Lors de cette réunion, FO Com a porté plusieurs exigences avant de se prononcer favorablement sur la prolongation de l’accord. Nous avons obtenu une avancée concrète : l’ouverture du fonds de solidarité aux parents confrontés à la perte d’un enfant.

Dans ces moments où aucun parent ne devrait avoir à se demander comment concilier son deuil avec ses obligations professionnelles, cette mesure apporte une réponse plus humaine et plus juste. FO Com se félicite de cette évolution, fruit d’une revendication portée avec détermination.

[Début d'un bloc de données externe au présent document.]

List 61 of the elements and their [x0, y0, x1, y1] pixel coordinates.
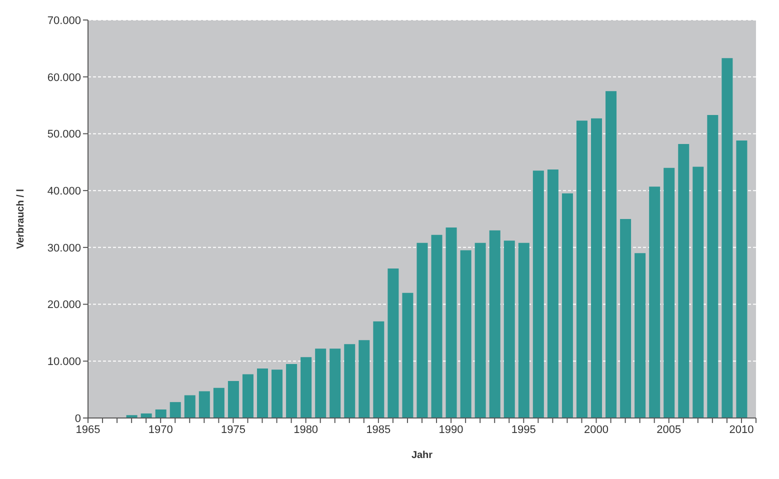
x-tick-label: 1990: [438, 424, 464, 436]
bar: [489, 230, 500, 418]
bar: [242, 374, 254, 418]
bar: [736, 140, 748, 418]
bar: [272, 370, 283, 418]
bar: [678, 144, 690, 418]
bar: [373, 321, 384, 418]
bar: [576, 120, 588, 418]
x-tick-label: 1970: [148, 424, 173, 436]
bar: [257, 368, 268, 418]
bar: [518, 242, 530, 418]
y-tick-label: 0: [74, 412, 81, 425]
y-tick-label: 70.000: [47, 14, 81, 27]
y-tick-label: 20.000: [47, 299, 81, 312]
x-tick-label: 1975: [220, 424, 246, 436]
bar: [286, 364, 298, 418]
bar: [388, 268, 399, 418]
bar: [170, 402, 181, 418]
bar: [722, 58, 733, 418]
bar: [634, 253, 646, 418]
bar: [155, 409, 166, 418]
bar: [591, 118, 602, 418]
bar: [344, 344, 356, 418]
x-tick-label: 2000: [584, 424, 609, 436]
bar: [562, 193, 573, 418]
x-axis-title: Jahr: [411, 450, 433, 461]
y-tick-label: 40.000: [47, 185, 81, 198]
bar: [692, 166, 704, 418]
bar: [547, 170, 558, 418]
x-tick-label: 1965: [76, 424, 100, 436]
bar: [315, 348, 326, 418]
bar: [330, 348, 341, 418]
y-tick-label: 30.000: [47, 242, 81, 254]
bar: [606, 91, 617, 418]
bar: [431, 234, 442, 418]
bar: [504, 240, 515, 418]
bar: [649, 186, 660, 418]
x-tick-label: 1985: [366, 424, 391, 436]
bar: [446, 228, 457, 418]
y-tick-label: 50.000: [47, 128, 81, 141]
y-tick-label: 10.000: [47, 356, 81, 368]
bar: [416, 242, 428, 418]
y-axis-title: Verbrauch / l: [16, 188, 27, 250]
x-tick-label: 2005: [656, 424, 682, 436]
bar: [664, 168, 675, 418]
bar: [184, 395, 196, 418]
x-tick-label: 1980: [294, 424, 318, 436]
x-tick-label: 2010: [729, 424, 754, 436]
bar: [300, 357, 312, 418]
bar: [532, 170, 544, 418]
x-tick-label: 1995: [511, 424, 536, 436]
bar: [228, 381, 239, 418]
bar: [620, 219, 632, 418]
bar: [358, 340, 370, 418]
bar: [198, 391, 210, 418]
bar: [402, 292, 414, 418]
bar: [460, 250, 472, 418]
bar: [474, 242, 486, 418]
bar: [707, 114, 718, 418]
bar: [213, 388, 224, 418]
y-tick-label: 60.000: [47, 72, 81, 84]
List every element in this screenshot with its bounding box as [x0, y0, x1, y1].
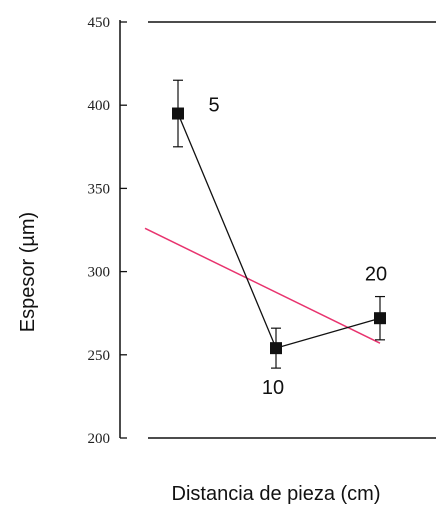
data-point	[374, 312, 386, 325]
point-label: 20	[365, 264, 387, 286]
data-point	[172, 107, 184, 120]
point-label: 10	[262, 377, 284, 399]
y-ticks: 200 250 300 350 400 450	[88, 15, 127, 447]
x-axis-label: Distancia de pieza (cm)	[172, 483, 381, 505]
y-tick-label: 350	[88, 181, 111, 197]
data-point	[270, 342, 282, 355]
y-axis-label: Espesor (µm)	[17, 212, 39, 332]
y-tick-label: 400	[88, 98, 111, 114]
y-tick-label: 250	[88, 348, 111, 364]
series-layer: 5 10 20	[172, 79, 387, 399]
trend-layer	[144, 227, 381, 344]
y-tick-label: 300	[88, 265, 111, 281]
y-tick-label: 200	[88, 431, 111, 447]
y-tick-label: 450	[88, 15, 111, 31]
point-label: 5	[208, 95, 219, 117]
data-line	[177, 113, 381, 349]
trend-line	[144, 227, 381, 344]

Mais les aidants méritent davantage

Pour FO Com, prolonger un accord ne peut pas signifier mettre nos revendications entre parenthèses pendant un an. Nous avons donc réaffirmé plusieurs revendications fortes :

  • La création d’un véritable droit au répit. Être aidant ne s’arrête pas à la fin de la journée de travail. Beaucoup vivent une double journée permanente, avec des conséquences parfois lourdes sur leur santé, leur vie familiale et leur équilibre personnel. Les dispositifs existants sont utiles, mais ils ne remplacent pas un véritable droit au repos et au répit.
  • La reconnaissance de la charge mentale des aidants. Derrière chaque aidant se cachent des rendez-vous médicaux, des démarches administratives, des inquiétudes quotidiennes, des décisions difficiles et une organisation permanente. Cette charge invisible est une réalité qu’il est temps de reconnaître pleinement dans les politiques sociales de l’entreprise.
  • Des jours d’absence supplémentaires pour faire face aux situations les plus lourdes. Les besoins augmentent. Les droits doivent suivre. FO Com continuera à porter cette revendication lors des prochaines discussions.
  • Une communication enfin à la hauteur des enjeux. Depuis la disparition de la DNAS et la réorganisation des dispositifs d’accompagnement, trop de postières et de postiers ignorent encore leurs droits. Certificat aidant, fonds de solidarité, renouvellements, accompagnement social, Allo Aidant : ces dispositifs existent, mais encore faut-il qu’ils soient connus de celles et ceux qui en ont besoin.

Des moyens pour accompagner les aidants

FO Com a également alerté la Direction sur la charge de travail des assistantes sociales mobilisées au sein de la plateforme Allo Aidant.

Nous saluons leur engagement quotidien auprès des aidants, mais nous refusons que cet accompagnement repose uniquement sur la bonne volonté des équipes. L’augmentation constante du nombre d’aidants devra nécessairement s’accompagner de moyens humains adaptés.

FO Com continue le combat

La prolongation de l’accord est une étape. Elle permet de sécuriser les acquis obtenus depuis 2024. Mais pour FO Com, le prochain rendez-vous est déjà fixé : construire de nouveaux droits. Parce qu’un aidant ne choisit pas toujours de le devenir. Parce que demain, cela peut concerner chacun d’entre nous. Parce que la solidarité ne doit pas être un discours, mais une réalité concrète.

FO Com continuera à porter la voix des aidantes et aidants de La Poste pour obtenir davantage de répit, davantage de reconnaissance et davantage de droits.